# Dish Cover Question



## Guest (Mar 18, 2002)

I recently purchased a cover for my 18" dish. I can't install the cover myself, can I call a local installer to do this for me?

Thanks


----------



## Guest (Mar 18, 2002)

I'm sure you could find one that would do it, but I can't imagine what they would charge you. You might be better off finding a neighbor to help you out...


----------



## Guest (Mar 19, 2002)

Hi JAMHRR, Have you got the Dish cover on ? Just wondering.


----------



## Guest (Mar 19, 2002)

JAMHRR,

I'm sure someone will come out and install the cover. Just call one of your local dealers and they should be able to fix you up.


----------



## Guest (Mar 20, 2002)

No. I don't have the cover on yet.


----------



## Guest (Mar 20, 2002)

Jim, great news! I just got off the phone with Intertech, they'll come out and intall a dish cover for $65+ out %8** sales tax. I asked them just to make sure they would do it even if you didnt get your system from them, and they said they would.

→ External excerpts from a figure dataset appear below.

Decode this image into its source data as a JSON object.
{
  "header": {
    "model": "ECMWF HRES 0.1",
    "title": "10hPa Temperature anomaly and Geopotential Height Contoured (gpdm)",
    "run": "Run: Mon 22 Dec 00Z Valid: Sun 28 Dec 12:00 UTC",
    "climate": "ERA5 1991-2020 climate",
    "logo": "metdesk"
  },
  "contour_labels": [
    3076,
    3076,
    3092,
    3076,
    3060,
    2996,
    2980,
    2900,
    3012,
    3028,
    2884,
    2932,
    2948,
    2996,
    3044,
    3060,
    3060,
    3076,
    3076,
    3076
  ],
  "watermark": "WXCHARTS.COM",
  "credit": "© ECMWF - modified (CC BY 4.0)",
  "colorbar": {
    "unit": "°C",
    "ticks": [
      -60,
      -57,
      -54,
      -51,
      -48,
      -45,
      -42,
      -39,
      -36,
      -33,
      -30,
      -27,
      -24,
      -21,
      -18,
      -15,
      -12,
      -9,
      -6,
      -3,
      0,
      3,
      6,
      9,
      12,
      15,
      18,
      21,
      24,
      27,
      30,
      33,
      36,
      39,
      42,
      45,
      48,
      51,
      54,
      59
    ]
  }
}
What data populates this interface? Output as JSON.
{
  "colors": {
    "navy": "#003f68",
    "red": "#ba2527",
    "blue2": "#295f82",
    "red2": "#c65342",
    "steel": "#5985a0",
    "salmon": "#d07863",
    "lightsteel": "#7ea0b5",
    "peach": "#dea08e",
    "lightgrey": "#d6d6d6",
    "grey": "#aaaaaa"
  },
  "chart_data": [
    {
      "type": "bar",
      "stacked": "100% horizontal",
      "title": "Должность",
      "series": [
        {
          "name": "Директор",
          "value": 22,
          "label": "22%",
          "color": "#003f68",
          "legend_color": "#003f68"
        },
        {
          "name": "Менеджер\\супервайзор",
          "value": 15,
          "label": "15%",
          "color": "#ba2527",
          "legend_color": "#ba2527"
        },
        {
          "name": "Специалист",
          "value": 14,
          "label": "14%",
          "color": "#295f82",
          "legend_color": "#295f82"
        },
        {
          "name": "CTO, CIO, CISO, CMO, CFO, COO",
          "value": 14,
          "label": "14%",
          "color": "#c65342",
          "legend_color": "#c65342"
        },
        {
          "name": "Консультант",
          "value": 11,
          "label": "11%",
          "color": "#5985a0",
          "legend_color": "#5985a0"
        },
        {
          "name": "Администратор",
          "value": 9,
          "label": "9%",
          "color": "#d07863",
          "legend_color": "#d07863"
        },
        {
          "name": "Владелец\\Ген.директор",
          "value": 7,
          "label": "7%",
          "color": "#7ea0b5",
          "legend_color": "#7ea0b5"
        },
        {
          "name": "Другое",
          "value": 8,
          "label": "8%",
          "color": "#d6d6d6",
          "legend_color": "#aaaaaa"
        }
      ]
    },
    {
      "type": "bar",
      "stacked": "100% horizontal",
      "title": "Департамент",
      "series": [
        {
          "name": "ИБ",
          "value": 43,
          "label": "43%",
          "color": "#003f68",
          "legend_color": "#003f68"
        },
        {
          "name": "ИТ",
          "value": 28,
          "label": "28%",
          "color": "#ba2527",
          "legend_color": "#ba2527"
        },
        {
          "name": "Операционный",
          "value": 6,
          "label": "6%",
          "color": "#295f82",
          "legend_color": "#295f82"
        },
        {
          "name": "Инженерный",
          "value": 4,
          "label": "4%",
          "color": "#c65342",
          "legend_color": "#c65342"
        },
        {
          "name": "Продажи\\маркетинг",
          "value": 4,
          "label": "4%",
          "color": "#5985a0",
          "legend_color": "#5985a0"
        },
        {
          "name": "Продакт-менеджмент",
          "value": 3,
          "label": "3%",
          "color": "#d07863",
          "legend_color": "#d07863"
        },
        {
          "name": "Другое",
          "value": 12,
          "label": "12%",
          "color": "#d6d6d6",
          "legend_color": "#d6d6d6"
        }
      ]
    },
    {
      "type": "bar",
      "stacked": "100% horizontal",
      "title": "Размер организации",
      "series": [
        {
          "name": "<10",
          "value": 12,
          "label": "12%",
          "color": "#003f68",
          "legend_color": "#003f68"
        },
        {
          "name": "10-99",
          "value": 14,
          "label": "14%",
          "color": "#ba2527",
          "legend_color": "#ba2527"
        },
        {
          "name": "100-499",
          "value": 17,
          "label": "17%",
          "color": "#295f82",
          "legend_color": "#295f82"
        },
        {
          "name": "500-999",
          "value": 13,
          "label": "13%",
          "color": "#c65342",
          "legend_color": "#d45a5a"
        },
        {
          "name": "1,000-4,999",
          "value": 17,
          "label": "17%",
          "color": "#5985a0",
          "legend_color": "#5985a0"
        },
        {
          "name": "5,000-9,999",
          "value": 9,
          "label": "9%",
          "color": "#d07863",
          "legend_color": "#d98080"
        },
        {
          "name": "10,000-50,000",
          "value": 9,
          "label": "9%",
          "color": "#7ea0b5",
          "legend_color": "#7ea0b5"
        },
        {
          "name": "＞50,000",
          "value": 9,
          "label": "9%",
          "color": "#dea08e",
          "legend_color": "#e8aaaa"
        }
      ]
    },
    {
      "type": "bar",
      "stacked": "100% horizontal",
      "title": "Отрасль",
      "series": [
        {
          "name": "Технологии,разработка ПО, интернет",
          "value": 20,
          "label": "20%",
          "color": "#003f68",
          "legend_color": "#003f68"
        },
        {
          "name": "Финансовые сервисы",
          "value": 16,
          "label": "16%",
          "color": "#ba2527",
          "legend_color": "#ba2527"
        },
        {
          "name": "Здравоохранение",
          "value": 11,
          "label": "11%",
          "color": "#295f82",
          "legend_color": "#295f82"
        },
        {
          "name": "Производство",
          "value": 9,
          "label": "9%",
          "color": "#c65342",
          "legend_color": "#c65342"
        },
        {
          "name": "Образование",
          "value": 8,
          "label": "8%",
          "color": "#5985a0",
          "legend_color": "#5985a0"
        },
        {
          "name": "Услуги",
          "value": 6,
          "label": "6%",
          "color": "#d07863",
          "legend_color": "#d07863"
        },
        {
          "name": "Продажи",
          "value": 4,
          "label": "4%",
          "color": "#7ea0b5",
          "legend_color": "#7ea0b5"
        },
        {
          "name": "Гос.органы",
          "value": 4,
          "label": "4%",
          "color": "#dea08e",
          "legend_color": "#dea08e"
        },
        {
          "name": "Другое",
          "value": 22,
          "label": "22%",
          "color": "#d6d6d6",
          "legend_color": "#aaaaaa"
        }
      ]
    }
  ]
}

Intertec is in Lockport so that would be a toll call for us, their other # is 1-888-97-DISH1. Good luck!!!

**I was just thinking since Intertech is located in Niagra county tax should be 7%. I reread your post and you say you already have a dish cover is there possability you could take that back, becasue the price above is for the dish cover itself and the installation


----------